Appuyé par le Syndicat des personnels de direction de l’éducation nationale (SNPDEN), M. Collet affirme qu’il n’y avait rien d’obscène sur son blog. “Pendant les deux ans où j’ai animé ce journal, je n’ai jamais mis de photographies sexuellement explicites. Pas de nudité frontale ou de couple en action (…). Je peux comprendre que certains puissent juger ces clichés déplacés, mais en aucun cas ils ne peuvent être qualifiés de pornographiques”, affirme M. Collet.

“S’agissant de mes écrits, se défend le proviseur, il s’agissait d’un journal intime, visité par une quarantaine de lecteurs réguliers. J’y évoquais donc ma vie personnelle mais aussi des épisodes de ma vie professionnelle. J’ai toujours utilisé un pseudonyme et pris la précaution de ne citer aucun nom de personne ou de lieu. Je veux bien admettre que j’ai agi avec légèreté et que j’aurais dû être plus prudent, car par recoupement on a réussi à m’identifier mais en aucun cas on ne peut m’accuser de diffamation ou d’atteinte aux bonnes moeurs.”

Pour Georges de Haro, responsable académique du SNPDEN, la sanction est disproportionnée : “Dans ce dossier il n’y a pas de preuve formelle, circonstanciée d’un caractère répréhensible de quelque nature que ce soit. Or il écope de la sanction la plus grave et la plus définitive qui puisse toucher un fonctionnaire, sans qu’aucune poursuite judiciaire n’ait été entamée.”

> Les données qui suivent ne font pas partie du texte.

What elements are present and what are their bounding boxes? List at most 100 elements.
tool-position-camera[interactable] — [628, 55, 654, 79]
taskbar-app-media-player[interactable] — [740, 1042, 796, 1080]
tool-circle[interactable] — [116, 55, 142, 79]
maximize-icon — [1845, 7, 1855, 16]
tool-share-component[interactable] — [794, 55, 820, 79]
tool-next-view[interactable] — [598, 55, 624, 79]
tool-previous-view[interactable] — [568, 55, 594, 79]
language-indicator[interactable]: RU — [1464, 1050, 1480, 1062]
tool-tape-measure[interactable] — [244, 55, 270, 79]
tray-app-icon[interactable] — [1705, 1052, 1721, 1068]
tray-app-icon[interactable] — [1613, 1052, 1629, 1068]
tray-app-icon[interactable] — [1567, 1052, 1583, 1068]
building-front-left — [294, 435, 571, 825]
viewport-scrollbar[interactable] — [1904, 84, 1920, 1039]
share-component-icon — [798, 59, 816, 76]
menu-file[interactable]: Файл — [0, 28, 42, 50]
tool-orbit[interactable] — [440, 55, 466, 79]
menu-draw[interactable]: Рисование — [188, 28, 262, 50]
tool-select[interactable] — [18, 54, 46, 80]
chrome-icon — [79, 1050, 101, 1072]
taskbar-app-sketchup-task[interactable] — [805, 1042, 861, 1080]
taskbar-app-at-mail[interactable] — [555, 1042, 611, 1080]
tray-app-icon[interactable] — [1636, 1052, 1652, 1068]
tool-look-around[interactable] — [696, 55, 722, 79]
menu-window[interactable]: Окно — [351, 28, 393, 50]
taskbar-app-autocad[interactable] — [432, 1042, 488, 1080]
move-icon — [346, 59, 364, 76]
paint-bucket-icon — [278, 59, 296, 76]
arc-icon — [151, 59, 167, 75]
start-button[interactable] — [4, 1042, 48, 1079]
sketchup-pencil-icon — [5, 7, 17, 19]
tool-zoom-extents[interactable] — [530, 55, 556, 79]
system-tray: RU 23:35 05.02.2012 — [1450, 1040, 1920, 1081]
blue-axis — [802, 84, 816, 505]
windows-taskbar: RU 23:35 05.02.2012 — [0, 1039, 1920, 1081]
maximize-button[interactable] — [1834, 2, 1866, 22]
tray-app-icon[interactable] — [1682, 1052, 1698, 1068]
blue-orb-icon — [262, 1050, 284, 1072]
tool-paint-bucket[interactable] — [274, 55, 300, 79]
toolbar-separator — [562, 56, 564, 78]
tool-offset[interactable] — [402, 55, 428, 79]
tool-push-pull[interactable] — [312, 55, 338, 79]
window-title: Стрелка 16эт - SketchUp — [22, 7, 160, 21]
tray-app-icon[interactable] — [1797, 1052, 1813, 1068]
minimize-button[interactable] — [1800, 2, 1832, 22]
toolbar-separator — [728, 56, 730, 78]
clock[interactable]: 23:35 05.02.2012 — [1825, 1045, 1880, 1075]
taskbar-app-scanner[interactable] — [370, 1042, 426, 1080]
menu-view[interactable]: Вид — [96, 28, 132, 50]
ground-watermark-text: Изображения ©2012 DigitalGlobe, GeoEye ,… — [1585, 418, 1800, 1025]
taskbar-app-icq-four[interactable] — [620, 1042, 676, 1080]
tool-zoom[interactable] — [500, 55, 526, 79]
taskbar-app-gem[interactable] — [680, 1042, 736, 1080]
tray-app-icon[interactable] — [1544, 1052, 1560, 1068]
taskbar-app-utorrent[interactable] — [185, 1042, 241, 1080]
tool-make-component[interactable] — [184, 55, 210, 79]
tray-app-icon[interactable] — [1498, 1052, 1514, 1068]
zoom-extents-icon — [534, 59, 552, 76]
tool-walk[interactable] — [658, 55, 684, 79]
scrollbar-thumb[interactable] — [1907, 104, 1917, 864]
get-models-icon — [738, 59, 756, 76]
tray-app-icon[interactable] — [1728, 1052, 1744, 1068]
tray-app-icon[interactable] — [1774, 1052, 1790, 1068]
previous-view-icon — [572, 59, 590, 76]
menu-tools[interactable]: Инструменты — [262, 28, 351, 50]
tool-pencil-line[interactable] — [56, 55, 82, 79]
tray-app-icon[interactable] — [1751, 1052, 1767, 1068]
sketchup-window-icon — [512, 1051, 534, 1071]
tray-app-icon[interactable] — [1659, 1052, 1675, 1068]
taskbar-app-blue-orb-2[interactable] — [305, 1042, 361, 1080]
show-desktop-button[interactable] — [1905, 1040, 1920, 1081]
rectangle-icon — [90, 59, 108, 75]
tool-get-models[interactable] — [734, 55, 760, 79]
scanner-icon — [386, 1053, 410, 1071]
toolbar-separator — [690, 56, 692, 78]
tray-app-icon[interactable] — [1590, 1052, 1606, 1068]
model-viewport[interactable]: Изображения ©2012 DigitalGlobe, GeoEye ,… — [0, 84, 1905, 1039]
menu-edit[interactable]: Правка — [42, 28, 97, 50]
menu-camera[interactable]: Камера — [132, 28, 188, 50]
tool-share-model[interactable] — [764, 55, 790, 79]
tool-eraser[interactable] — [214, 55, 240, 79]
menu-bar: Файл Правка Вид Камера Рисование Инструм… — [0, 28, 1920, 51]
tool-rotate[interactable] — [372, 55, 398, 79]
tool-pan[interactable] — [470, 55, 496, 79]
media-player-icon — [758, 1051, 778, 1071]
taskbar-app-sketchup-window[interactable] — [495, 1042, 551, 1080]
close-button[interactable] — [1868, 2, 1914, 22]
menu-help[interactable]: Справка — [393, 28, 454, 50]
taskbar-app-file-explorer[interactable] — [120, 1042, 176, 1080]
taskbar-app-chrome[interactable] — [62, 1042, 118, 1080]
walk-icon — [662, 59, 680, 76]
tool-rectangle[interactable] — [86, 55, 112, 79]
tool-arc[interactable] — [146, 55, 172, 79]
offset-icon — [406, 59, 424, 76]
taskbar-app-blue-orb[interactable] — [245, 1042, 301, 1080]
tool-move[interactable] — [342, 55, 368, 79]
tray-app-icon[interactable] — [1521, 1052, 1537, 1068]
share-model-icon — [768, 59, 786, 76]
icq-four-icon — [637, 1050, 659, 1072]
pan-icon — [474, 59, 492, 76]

Le blog de Garfieldd a été découvert par hasard par des enseignants d’un établissement voisin à la recherche de blogs d’élèves critiquant les professeurs. Ils ont décidé d’en avertir leur hiérarchie. Le 11 octobre, le proviseur a été convoqué par l’inspection académique de la Lozère, qui lui reprochait de mélanger sur son blog vie professionnelle et vie personnelle et d’être identifiable. M. Collet a alors pris l’engagement de fermer son blog. Le soir même, l’accès à son journal n’était plus possible. Quelques jours plus tard, sur un forum de discussion, il diffusait un texte dans lequel il précisait que son blog reviendrait, “différent et terriblement identique”.

Le 20 octobre, Michel Collet était convoqué au rectorat de l’académie de Montpellier, où il était informé de sa suspension et qu’une procédure disciplinaire était engagée contre lui. Le 9 janvier, un mois après sa comparution devant la commission disciplinaire, le rectorat de Montpellier lui a fait part de sa révocation. Cette sanction, la plus grave pour un fonctionnaire, lui interdit de travailler dans la fonction publique.

C’est la première fois qu’un membre du personnel de direction est révoqué sans avoir au préalable fait l’objet d’une procédure judiciaire. Selon le ministère, la révocation de fonctionnaires de l’éducation nationale représente moins d’une vingtaine de cas par an. Les causes principales : détournements de fonds, vols de matériel, agressions sur mineurs ou condamnations pénales diverses. Moins de cinq personnes sont licenciées, chaque année, pour insuffisances professionnelles.